Date
Wednesday, October 15, 2025
Time
1:30 PM - 3:00 PM
Name
Local Leadership, Lasting Impact: How County Commissions Can Lead Child Trafficking Prevention
Track
Prevention
Ken Kilian Laura Henderson Meghna Manjith
Description

Human trafficking looks different in every community and to be effective local level responses must integrate an array of community sectors and key stakeholders. This panel will explore the critical role local county government can play in combatting child trafficking through community-anchored prevention efforts that rely on the expertise of local stakeholders including survivors and youth. Drawing from the work of the Pasco County Commission on Human Trafficking (PCCHT), this session will demonstrate how formalized local structures—particularly county commissions—can identify, elevate, support, and fund youth-centered and survivor-driven prevention campaigns. Presenters will walk attendees through successful initiatives launched under the PCCHT umbrella and hear directly from a youth representative about how the PCCHT supported her high school club’s efforts to educate their peers about the dangers of grooming.
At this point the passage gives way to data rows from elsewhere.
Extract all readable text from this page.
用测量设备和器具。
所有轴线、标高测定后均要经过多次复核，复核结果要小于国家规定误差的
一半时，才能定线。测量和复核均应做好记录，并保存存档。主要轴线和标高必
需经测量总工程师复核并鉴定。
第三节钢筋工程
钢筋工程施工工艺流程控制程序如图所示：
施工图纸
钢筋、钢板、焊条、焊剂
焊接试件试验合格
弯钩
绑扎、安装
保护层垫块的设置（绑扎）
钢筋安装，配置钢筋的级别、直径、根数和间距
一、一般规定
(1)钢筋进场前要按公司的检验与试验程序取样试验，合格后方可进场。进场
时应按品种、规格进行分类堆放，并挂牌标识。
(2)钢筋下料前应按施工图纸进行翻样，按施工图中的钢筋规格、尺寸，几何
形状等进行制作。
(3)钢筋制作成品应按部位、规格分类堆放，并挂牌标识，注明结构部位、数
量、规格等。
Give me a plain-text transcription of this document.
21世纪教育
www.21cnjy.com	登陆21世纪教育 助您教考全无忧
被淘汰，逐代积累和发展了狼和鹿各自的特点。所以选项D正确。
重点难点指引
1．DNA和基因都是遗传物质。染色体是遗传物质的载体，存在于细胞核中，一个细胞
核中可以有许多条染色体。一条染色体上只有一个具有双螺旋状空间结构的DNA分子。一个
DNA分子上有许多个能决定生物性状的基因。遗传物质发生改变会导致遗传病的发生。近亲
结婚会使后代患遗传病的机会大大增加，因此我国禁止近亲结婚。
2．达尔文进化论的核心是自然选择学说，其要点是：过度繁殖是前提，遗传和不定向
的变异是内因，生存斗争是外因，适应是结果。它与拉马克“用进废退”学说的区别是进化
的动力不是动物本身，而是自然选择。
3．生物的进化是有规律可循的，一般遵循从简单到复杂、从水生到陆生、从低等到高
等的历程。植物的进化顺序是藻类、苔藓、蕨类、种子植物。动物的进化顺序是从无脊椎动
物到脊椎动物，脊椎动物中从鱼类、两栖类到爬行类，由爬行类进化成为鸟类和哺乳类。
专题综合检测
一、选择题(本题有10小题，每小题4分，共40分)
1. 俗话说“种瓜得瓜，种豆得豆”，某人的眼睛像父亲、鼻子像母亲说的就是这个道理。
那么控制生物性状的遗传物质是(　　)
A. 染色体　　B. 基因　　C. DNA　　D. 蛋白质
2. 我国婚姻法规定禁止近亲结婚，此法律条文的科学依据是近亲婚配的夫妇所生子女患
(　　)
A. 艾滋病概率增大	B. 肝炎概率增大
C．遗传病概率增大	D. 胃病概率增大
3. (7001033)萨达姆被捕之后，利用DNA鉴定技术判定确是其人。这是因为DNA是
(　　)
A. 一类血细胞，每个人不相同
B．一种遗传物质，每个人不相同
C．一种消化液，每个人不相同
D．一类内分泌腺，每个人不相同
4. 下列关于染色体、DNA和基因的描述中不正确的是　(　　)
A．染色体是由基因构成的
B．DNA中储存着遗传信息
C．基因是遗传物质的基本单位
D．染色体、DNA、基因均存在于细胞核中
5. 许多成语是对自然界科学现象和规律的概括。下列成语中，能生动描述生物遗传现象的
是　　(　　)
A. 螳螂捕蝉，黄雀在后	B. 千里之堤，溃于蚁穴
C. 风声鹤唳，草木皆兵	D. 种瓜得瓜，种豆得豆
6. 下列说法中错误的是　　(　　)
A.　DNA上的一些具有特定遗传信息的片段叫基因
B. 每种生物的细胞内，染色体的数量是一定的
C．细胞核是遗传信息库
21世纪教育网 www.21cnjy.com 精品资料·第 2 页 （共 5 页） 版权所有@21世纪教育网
The PHCCHT’s survivor representative will share her role on the Commission, talk about the prevention initiatives she has led for the PHCCHT, and address the importance of integrating survivor voices to ensure that interventions were not only evidence-based but grounded in lived experience. Panelists will highlight how county commissions—unlike task forces or informal community collaboratives—can provide unique institutional support including: funding, access to decision makers and crucial resources, opportunities for strategic collaborations with other vested community partners not in the anti-trafficking space, policy influence, and long-term sustainability. The session will conclude with discussion on how other counties can replicate this model by leveraging cross-sector collaboration, local governance infrastructure, and survivor-informed practices to build a scalable and sustainable response to child trafficking in their communities. Local government officials, school district administrators, nonprofit leaders, law enforcement, child welfare professionals, and anti-trafficking advocates seeking to build infrastructure for community-led prevention efforts will benefit from attending this session.